[Illustration: FIG. 14]
It does not require much penetration to see that the outline of the whole form corresponds to the spathe of the Araceae, even although in later times the jagged contour is all that has remained of it, and it appears to have been provided with ornamental forms quite independently of the rest of the pattern. The inner thistle-form cannot be derived from the common thistle, because the surrounding leaves negative any such idea. The artichoke theory also has not enough in its favor, although the artichoke, as well as the thistle, was probably at a later time directly pressed into service. Prof. Ascherson first called my attention to the extremely anciently cultivated plant, the safflor (Carthamus tinctoris, Fig. 15), a thistle plant whose flowers were employed by the ancients as a dye. Some drawings and dried specimens, as well as the literature of the subject, first gave me a hope to find that this plant was the archetype of this ornament, a hope that was borne out by the study of the actual plant, although I was unable to grow it to any great perfection.

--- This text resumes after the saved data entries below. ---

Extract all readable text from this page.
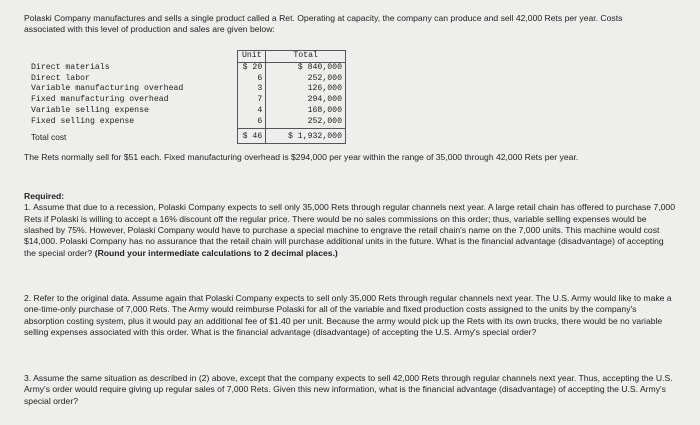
Polaski Company manufactures and sells a single product called a Ret. Operating at capacity, the company can produce and sell 42,000 Rets per year. Costs associated with this level of production and sales are given below:

	Unit	Total
Direct materials	$ 20	$ 840,000
Direct labor	6	252,000
Variable manufacturing overhead	3	126,000
Fixed manufacturing overhead	7	294,000
Variable selling expense	4	168,000
Fixed selling expense	6	252,000
Total cost	$ 46	$ 1,932,000

The Rets normally sell for $51 each. Fixed manufacturing overhead is $294,000 per year within the range of 35,000 through 42,000 Rets per year.

Required:

1. Assume that due to a recession, Polaski Company expects to sell only 35,000 Rets through regular channels next year. A large retail chain has offered to purchase 7,000 Rets if Polaski is willing to accept a 16% discount off the regular price. There would be no sales commissions on this order; thus, variable selling expenses would be slashed by 75%. However, Polaski Company would have to purchase a special machine to engrave the retail chain's name on the 7,000 units. This machine would cost $14,000. Polaski Company has no assurance that the retail chain will purchase additional units in the future. What is the financial advantage (disadvantage) of accepting the special order? (Round your intermediate calculations to 2 decimal places.)

2. Refer to the original data. Assume again that Polaski Company expects to sell only 35,000 Rets through regular channels next year. The U.S. Army would like to make a one-time-only purchase of 7,000 Rets. The Army would reimburse Polaski for all of the variable and fixed production costs assigned to the units by the company's absorption costing system, plus it would pay an additional fee of $1.40 per unit. Because the army would pick up the Rets with its own trucks, there would be no variable selling expenses associated with this order. What is the financial advantage (disadvantage) of accepting the U.S. Army's special order?

3. Assume the same situation as described in (2) above, except that the company expects to sell 42,000 Rets through regular channels next year. Thus, accepting the U.S. Army's order would require giving up regular sales of 7,000 Rets. Given this new information, what is the financial advantage (disadvantage) of accepting the U.S. Army's special order?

In the days of the Egyptian King Sargo (according to Ascherson and Schweinfurth) this plant was already well known as a plant of cultivation; in a wild state it is not known (De Candolle, “Originel des Plantes cultivees"). In Asia its cultivation stretches to Japan. Semper cites a passage from an Indian drama to the effect that over the doorway there was stretched an arch of ivory, and about it were bannerets on which wild safran (Saflor) was painted.